Both past classmates and family members are part of Homies and Hunnies, which competes in golf, and in the annual Special Olympics Polar Plunge fundraising event. This year’s Polar Plunge, held in February, saw more than 3,600 Oregonians raise more than $450,000 for Special Olympics.

The Polar Plunge is also how Patrick found himself connected with a new job, this time with the Tualatin Police Department, where he now volunteers in essentially whatever capacity is needed.

The department takes part each year in the Super Polar Plunge, an offshoot of the Polar Plunge, only far more extreme — participants immerse themselves in frigid waters of the Columbia River 24 times in as many hours. This year, they looked for an individual Special Olympics athlete to focus their attentions on and quickly selected Patrick.

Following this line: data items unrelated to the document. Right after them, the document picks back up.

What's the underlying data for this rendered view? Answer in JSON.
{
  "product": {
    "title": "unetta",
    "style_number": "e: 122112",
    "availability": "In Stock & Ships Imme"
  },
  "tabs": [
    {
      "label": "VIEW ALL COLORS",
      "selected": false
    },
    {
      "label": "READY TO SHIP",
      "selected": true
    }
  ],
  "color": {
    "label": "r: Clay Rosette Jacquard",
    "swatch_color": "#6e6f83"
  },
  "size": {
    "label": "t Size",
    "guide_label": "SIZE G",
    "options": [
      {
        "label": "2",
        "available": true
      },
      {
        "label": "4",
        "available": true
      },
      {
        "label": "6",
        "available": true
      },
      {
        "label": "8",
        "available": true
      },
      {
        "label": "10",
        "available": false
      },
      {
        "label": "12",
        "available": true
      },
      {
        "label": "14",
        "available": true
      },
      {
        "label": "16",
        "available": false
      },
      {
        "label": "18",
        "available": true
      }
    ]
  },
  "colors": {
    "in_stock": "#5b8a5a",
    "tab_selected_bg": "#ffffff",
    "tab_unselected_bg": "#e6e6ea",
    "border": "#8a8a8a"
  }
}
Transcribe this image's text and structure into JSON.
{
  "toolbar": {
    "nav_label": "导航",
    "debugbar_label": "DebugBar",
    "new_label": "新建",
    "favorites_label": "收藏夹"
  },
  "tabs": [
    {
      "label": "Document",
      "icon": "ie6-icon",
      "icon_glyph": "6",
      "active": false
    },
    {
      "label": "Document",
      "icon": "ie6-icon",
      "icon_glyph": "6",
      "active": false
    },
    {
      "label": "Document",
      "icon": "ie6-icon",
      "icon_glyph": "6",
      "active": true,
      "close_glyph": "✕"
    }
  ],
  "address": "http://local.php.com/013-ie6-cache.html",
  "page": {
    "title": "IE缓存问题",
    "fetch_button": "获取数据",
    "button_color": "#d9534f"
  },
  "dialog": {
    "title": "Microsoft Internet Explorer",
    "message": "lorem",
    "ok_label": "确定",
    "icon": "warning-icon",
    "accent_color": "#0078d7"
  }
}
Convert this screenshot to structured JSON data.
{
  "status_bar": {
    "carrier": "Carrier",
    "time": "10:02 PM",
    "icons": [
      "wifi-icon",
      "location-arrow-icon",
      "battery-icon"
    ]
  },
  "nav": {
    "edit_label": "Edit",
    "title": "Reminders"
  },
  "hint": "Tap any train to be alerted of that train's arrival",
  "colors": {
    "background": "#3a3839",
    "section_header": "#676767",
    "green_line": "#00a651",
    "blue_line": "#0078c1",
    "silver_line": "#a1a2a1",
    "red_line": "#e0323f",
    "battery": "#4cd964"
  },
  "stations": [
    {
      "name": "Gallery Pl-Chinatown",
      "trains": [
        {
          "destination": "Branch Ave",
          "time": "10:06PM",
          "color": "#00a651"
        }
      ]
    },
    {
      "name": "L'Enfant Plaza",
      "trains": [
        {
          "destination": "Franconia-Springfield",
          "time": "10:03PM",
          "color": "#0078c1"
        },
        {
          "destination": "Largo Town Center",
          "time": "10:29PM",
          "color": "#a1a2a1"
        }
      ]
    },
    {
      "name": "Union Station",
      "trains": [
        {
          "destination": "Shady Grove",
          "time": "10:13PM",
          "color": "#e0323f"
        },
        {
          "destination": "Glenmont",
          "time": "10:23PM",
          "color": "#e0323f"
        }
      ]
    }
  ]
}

“It was because of the Polar Plunge International,” Alisa said. “The (Tualatin) police department has a team, and they wanted a local athlete to be with them when they went out to different agencies to talk about sponsoring them. So he (Patrick) is now a member of their team.”

In Oregon, there are more than 10,000 athletes with intellectual disabilities training and competing each year in 15 Olympic-style events, including basketball, football, golf, track and field, swimming and more.

Special Olympics is a national nonprofit group that was founded in 1963 by Eunice Kennedy Shriver, sister of President John F. Kennedy and wife of Peace Corps founder Sargent Shriver.

The first official games were held five years later. In 1971, the U.S. Olympics Committee effectively endorsed the organization by allowing it to use the term “Olympics.” Nowadays, there are more than 4.2 million Special Olympics athletes in 170 countries.

And each one of them is a strong representative for a community that still finds strong stigma standing in the way of more fulfilling lives.

The Sinnotts, for one, aim to try and change that.

“One thing we tried to do with Patrick is to have him around jobs that have him around young people,” said Nick Sinnott. “So the Lewis and Clark job is great for Patrick and he’s worked at Central Catholic and he’s worked with the high school kids, and now he works at Tualatin Police Department.”

“I clean cars,” Patrick said when asked about his latest job.

He’s not able to verbalize much. But that in no way limits Patrick’s ability to carry out his jobs with pride, enthusiasm and – most importantly – skill.

“The important thing as time goes on, and Special Olympics is doing this as well, is that people with disabilities aren’t locked into a particular job skill,” Alisa said. “Over time we’re seeing that everyone has a gift and an interest. And hopefully moving forward into the future we’ll allow folks like Patrick to use their talents and interests instead of pigeonholing them into one particular job or career.”